Колдун говорил полушепотом, так что остальные склонились, дабы услышать его слова. Маг отпустил запястье Конана, и киммериец потер отпечатавшиеся следы пальцев, горевшие ледяным пламенем.
— Именно крипта нового храма будет служить сокровищницей, — заметил Конан.
— Вот как? — пробормотал Волволикус. — Это представляет дело в ином свете.
Осман судорожно вцепился в эти слова мага:
— Ты подразумеваешь, что поможешь нам? — спросил он.
— Похоже, я должен.
Трое его гостей удивленно смотрели друг на друга, недоумевая, что послужило такой перемене.
— Хорошо, — только и произнес Конан.
— Эту ночь я должен посвятить приготовлениям. Завтра на рассвете я отправлюсь с вами. Я должен увидеть этот храм и этот город. Лейла устроит вам ночлег. В доме есть свободная комната. Вы найдете ее более чем удобной.
Конан встал:
— С твоего позволения я буду спать под звездами. После недавнего постоя в темнице предпочитаю открытое небо.
— Я — горожанин, — сказал Осман, — и вручаю себя твоему гостеприимству.
— Как и я, — сказал Ауда.
— Тогда, — вставая, заключил Волволикус, — я, с вашего позволения, уединюсь для размышлений.
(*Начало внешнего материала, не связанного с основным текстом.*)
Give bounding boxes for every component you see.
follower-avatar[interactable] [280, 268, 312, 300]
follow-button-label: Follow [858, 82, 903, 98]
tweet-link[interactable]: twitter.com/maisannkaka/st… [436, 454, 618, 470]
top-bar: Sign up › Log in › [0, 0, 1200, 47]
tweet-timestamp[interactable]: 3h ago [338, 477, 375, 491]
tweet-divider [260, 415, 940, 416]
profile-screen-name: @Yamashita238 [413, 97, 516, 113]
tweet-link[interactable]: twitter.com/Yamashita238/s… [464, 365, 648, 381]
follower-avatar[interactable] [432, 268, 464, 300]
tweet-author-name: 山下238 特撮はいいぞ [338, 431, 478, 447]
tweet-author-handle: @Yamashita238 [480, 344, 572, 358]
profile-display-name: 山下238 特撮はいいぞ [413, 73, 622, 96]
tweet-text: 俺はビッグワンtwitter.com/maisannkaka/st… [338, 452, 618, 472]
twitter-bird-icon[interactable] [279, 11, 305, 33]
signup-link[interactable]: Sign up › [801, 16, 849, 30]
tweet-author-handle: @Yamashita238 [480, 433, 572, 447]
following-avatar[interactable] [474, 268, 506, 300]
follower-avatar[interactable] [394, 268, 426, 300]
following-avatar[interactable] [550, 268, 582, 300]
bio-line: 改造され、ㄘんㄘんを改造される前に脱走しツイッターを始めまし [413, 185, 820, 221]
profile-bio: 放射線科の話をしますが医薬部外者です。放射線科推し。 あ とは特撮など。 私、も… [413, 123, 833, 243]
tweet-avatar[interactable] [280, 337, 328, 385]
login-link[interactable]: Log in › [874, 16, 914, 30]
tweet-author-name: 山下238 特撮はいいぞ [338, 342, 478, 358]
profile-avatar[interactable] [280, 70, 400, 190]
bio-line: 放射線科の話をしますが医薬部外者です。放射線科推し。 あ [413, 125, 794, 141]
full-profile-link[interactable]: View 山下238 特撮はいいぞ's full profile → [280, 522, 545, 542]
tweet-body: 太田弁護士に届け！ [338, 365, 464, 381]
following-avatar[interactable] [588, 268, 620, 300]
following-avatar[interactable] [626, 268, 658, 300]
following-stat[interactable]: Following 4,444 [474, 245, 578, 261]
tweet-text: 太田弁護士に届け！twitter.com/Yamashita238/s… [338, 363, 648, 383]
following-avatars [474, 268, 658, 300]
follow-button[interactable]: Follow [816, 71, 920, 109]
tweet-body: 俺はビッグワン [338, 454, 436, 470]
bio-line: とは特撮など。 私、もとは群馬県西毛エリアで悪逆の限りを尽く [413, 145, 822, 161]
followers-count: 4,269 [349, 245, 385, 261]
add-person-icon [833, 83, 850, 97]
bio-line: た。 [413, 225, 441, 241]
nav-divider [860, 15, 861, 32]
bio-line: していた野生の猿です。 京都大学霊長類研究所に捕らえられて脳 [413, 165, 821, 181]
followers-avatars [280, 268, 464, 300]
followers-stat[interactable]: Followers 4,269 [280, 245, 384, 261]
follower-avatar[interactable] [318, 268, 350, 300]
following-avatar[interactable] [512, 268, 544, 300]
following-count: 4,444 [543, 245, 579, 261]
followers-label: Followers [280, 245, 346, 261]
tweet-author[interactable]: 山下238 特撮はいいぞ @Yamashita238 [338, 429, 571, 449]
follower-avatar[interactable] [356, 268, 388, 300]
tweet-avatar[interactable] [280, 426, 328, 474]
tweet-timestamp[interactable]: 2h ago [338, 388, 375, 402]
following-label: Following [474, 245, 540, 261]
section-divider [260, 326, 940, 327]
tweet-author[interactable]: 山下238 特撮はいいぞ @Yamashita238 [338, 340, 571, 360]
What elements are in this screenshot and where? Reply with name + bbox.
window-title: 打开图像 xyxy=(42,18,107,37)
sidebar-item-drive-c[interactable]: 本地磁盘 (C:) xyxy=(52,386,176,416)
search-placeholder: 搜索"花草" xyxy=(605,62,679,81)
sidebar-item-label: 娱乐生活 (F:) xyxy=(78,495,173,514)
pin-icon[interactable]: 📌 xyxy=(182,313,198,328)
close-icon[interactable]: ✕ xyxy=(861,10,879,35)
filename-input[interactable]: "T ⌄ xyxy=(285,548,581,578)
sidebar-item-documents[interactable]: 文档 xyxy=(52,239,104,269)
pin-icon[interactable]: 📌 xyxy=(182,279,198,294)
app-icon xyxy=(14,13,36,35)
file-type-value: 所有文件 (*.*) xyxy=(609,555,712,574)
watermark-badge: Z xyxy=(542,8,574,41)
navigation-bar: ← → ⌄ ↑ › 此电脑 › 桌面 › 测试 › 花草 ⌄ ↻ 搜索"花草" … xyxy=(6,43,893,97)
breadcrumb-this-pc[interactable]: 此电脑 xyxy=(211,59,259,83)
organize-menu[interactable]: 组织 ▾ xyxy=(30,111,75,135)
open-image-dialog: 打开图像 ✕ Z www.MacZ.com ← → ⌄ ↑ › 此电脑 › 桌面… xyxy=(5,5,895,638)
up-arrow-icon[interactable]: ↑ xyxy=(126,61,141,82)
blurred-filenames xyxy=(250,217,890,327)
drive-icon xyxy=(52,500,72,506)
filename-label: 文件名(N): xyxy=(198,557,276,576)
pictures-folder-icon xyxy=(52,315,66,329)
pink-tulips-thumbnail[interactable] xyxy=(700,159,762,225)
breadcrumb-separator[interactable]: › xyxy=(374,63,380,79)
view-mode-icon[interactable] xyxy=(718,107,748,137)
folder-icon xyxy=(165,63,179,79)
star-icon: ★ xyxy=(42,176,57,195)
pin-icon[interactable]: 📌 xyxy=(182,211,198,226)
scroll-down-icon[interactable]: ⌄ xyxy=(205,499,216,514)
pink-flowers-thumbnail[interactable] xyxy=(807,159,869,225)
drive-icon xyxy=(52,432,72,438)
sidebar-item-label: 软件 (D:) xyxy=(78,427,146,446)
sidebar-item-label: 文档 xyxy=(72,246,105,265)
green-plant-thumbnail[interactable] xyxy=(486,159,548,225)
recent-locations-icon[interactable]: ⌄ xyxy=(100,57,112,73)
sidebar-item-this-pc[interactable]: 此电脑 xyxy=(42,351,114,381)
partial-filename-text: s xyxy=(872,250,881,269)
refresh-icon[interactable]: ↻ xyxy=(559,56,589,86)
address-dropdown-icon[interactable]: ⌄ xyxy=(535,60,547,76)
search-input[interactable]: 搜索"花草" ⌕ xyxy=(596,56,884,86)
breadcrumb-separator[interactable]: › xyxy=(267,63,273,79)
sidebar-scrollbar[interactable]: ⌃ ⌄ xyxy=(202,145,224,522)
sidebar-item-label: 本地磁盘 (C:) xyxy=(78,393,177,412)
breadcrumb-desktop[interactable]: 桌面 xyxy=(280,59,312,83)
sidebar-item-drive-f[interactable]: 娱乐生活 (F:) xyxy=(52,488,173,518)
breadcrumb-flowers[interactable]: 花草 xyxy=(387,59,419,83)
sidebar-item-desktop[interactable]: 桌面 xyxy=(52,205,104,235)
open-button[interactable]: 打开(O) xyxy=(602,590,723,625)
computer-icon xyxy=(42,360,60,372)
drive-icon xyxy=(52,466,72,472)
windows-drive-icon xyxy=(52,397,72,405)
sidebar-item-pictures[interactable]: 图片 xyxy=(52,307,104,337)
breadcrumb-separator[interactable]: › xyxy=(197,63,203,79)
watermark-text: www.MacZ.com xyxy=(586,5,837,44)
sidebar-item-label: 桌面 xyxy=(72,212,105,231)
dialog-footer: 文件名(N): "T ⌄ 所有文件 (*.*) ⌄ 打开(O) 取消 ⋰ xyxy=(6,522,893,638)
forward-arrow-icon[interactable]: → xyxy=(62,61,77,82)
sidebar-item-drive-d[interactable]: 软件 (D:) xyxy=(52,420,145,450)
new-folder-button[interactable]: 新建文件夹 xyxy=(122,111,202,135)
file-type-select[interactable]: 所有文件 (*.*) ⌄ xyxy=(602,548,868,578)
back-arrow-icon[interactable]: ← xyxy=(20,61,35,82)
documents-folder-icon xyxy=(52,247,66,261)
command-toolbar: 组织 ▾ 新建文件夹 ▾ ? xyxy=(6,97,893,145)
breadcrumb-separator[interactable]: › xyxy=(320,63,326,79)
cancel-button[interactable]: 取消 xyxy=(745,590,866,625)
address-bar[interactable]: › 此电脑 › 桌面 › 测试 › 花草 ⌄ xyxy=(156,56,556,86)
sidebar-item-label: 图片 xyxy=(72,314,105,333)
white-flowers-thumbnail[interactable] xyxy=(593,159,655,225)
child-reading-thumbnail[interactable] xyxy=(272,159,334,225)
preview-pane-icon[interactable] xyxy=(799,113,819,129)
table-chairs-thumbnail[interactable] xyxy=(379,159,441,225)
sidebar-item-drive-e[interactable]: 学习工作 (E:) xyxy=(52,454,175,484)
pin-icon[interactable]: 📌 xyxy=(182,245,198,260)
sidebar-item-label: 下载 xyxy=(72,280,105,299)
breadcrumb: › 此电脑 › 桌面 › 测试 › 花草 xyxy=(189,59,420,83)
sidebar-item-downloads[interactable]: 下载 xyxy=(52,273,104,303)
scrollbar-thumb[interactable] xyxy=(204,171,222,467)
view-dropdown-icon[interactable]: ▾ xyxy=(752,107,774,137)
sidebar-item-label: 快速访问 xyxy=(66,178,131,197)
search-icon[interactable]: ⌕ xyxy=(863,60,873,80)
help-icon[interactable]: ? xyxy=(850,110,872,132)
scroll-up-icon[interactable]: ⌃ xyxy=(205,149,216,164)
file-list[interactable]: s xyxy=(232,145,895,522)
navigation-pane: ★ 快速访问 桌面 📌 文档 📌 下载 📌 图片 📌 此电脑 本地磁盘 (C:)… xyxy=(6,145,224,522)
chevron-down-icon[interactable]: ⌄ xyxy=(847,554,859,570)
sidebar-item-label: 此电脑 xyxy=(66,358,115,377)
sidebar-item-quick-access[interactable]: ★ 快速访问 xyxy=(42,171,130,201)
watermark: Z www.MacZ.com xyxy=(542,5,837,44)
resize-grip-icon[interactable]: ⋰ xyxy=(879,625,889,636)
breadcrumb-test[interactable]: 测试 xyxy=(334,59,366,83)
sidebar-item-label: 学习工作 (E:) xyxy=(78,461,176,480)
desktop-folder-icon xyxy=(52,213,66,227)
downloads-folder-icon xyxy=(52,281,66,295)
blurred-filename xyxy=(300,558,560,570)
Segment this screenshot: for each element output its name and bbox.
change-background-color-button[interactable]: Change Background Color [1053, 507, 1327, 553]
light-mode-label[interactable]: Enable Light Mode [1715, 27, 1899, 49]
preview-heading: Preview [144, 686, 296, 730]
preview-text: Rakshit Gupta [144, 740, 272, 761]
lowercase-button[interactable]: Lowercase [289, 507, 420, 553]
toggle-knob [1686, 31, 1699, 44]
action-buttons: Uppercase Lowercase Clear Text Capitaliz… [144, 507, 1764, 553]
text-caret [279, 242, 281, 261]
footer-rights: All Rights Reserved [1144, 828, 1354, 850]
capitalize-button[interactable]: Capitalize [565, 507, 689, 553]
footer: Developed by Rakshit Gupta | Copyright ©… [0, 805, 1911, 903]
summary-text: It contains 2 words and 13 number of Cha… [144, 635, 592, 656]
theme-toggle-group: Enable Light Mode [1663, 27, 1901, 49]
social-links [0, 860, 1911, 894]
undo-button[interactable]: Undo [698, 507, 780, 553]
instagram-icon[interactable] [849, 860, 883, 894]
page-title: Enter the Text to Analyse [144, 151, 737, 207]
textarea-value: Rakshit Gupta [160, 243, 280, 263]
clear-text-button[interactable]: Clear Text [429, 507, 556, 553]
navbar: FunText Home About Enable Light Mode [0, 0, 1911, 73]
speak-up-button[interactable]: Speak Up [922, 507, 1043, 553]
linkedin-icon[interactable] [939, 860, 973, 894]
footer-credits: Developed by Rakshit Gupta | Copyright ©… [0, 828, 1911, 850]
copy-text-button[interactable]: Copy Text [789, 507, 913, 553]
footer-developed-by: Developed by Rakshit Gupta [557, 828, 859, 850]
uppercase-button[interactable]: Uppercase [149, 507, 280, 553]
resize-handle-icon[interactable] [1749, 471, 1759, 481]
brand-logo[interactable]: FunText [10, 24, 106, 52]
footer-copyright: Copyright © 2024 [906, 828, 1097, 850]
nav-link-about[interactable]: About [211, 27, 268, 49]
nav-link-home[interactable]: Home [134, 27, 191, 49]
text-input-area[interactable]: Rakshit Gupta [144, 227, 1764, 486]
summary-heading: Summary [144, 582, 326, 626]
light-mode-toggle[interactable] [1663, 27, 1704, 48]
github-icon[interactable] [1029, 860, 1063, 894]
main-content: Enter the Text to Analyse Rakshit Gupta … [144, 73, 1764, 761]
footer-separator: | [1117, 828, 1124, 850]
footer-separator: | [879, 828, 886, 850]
Спите спокойно в этом доме. — Он взглянул на Конана. — Ночь в пустыне не безопасна, но ты производишь впечатление человека, не знающего сомнений.
Конан выпрямился во весь свой внушительный рост и кивнул:
— Меня пытались убить и зверь, и человек. Сегодня пески спокойны, а звезды — прекрасная крыша. Спокойной ночи.
Он вышел из дома, и его товарищи последовали за ним, чтобы расседлать коней и забрать свои вещи.
— Что думаешь, Конан? — тихо спросил Осман, ослабляя подпругу. — Он не кажется столь грозным, как можно было ожидать от такого великого мага.
— Точно, — сказал Ауда. — Но что за внезапная перемена? То он был слишком добродетельным, чтобы ехать с нами, а через минуту уже готов. Что это значит?